I need to record piano onto a track but have so much latency through the midi usb connection into the computer, that the piano part is constantly playing almost half a second behind the beat. I am using cubase.
Much appreciated, from Emily in London

Comments

pcrecord Wed, 03/27/2013 - 10:06

You could record the piano by using 1/4in cables from the piano to the XLR combo jack on the Scarlett but then it's an audio track no midi editing possible.

You might want to investigate the latency instead. Do you have the right drivers for the scalett and the midi interface. Did you try to better ajust the sync and performances via your recording software. There's some ajustements in Scarlett drivers if I remember. Scarlett usally don't have that much latency. I have the [[url=http://[/URL]="http://global.focus…"]Scarlett 8i6[/]="http://global.focus…"]Scarlett 8i6[/] which I use to drive midi to a sound module while using a edirol midi interface to drive a click track and use a drum sampler. It was all ok.. Read hear about the latency problems.

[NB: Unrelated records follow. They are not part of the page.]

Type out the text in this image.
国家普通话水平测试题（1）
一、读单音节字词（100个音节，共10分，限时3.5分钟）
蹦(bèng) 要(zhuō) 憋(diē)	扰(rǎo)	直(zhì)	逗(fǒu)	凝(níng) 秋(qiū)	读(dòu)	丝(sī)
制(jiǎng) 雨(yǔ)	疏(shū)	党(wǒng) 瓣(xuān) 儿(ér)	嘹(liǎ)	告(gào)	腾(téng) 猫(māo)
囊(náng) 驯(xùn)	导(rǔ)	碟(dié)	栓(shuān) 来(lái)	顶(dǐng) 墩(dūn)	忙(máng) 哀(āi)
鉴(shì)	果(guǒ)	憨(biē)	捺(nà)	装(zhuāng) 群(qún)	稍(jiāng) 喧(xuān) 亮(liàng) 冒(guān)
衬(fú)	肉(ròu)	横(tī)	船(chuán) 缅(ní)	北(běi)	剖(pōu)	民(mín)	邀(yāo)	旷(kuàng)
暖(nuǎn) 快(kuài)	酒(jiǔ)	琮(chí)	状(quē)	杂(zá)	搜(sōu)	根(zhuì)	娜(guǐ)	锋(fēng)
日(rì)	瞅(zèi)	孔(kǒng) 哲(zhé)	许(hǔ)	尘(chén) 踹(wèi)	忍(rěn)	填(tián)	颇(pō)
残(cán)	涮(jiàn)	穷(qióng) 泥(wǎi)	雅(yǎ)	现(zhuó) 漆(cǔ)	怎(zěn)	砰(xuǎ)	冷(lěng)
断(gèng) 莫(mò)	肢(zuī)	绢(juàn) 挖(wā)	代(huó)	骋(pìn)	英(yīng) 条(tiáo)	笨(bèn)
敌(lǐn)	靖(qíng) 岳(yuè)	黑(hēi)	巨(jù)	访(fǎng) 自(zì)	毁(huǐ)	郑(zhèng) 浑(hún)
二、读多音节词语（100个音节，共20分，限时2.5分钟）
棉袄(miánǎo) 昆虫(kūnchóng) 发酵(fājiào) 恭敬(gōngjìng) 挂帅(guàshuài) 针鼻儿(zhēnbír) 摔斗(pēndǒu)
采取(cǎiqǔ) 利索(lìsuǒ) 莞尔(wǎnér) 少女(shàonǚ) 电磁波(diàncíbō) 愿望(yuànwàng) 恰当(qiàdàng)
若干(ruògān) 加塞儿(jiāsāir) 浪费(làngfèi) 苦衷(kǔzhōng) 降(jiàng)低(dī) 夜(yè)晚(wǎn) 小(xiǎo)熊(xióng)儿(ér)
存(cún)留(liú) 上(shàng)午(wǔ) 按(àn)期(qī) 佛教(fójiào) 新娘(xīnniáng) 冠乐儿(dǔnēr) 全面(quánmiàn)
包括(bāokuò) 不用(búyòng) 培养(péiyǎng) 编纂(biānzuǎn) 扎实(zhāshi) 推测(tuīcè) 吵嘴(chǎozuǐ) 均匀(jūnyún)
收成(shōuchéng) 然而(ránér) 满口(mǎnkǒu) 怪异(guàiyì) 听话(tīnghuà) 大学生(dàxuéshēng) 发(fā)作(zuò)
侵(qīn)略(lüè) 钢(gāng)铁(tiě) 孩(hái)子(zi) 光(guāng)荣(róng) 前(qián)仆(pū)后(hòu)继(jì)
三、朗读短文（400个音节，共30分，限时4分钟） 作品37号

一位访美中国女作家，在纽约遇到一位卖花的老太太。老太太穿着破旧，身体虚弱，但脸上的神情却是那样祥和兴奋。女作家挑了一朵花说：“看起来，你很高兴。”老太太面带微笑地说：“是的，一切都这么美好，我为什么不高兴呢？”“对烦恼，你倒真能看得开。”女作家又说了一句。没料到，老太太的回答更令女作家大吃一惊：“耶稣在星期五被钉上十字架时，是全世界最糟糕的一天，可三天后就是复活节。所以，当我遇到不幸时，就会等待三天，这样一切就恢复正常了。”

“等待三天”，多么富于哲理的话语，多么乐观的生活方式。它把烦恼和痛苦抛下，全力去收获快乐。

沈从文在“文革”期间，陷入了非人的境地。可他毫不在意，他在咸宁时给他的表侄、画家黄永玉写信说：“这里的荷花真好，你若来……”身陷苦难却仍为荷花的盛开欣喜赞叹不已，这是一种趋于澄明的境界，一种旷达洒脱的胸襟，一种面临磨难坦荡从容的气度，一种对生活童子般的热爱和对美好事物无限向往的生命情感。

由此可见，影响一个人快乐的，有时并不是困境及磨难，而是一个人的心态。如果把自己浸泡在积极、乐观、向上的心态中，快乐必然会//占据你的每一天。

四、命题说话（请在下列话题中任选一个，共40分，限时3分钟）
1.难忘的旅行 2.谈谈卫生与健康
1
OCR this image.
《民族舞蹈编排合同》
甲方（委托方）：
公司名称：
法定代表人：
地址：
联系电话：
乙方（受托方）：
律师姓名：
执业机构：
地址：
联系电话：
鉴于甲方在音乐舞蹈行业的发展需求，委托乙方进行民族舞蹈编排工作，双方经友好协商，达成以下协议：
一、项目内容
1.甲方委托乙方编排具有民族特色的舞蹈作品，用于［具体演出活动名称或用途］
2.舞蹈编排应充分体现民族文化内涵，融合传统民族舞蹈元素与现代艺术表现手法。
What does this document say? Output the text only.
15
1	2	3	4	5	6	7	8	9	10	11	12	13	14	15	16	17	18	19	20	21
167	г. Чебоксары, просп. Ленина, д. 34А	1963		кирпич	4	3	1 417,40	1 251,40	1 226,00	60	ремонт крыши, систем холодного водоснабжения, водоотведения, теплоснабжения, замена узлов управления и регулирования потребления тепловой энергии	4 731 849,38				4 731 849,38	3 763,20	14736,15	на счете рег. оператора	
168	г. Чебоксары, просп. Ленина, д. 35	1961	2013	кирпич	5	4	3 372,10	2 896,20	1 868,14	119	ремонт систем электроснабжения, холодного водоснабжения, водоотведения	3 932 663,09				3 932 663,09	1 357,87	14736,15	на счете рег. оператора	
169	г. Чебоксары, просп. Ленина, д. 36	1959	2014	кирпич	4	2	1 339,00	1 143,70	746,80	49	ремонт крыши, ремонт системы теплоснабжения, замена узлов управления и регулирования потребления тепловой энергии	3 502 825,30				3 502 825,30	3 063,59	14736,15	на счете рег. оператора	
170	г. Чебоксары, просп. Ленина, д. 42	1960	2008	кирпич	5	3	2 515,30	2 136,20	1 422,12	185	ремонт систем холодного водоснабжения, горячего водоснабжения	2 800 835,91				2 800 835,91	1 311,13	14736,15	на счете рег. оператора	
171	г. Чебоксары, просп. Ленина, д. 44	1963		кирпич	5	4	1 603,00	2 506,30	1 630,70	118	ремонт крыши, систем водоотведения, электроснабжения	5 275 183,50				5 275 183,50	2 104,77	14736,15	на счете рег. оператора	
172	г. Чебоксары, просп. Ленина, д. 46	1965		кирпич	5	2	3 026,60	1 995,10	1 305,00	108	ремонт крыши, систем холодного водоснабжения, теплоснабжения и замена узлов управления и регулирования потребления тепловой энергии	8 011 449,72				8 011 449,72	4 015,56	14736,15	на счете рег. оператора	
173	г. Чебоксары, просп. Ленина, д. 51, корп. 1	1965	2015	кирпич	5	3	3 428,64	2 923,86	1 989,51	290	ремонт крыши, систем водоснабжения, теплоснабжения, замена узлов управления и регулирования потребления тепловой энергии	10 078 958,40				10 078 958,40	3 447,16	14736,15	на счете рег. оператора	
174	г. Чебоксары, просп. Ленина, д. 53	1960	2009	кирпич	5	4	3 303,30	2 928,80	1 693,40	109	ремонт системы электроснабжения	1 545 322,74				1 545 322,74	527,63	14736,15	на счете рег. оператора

Boswell Wed, 03/27/2013 - 10:20

It's likely that the latency between playing a key on the piano and hearing the sound is not primarily due to the interface. There will be latency caused by Cubase having to interpret the MIDI information and then generate the sound you have asked for, and often this delay can be larger than any hardware delays.

I have on occasion recommended people who are suffering genuine hardware latency problems with MIDI to use a USB MIDI device instead of the MIDI ports on their audio interface, as USB can be a faster way in to a computer than having to go through the device drivers associated with the interface. Since you are already using a USB MIDI device, unless it's only USB 1.0 it will have about as low a hardware latency as you can get.

On another occasion, I took the keyboard's headphone output via an insert cable to two inputs on an interface and recorded the waveform output as well as the MIDI. In the DAW you could see and measure the latency, and a reasonable (but not perfect) correction could be achieved by sliding the MIDI data forward in time to compensate.

In your case, you could try monitoring the keyboard through its analog (headphone) output, thus not getting the MIDI transfer and synthesis delays during tracking. Unfortunately, I think the Scarlett 2i2 does not allow you to blend incoming signals with replayed computer signals when monitoring - you get either one or the other. So it may be a matter of trying to find or borrow a simple analog mixer to combine the headphone output from the keyboard with the monitor output from your interface. The audio quality of the mixer doesn't matter as it is never recorded. When tracking the keyboard in this way, either have the MIDI track monitor muted in Cubase or (better) don't synthesise the MIDI sounds. You still may need to time-advance the MIDI data track a little for the mix or for replay during subsequent tracking of other instruments or vocals.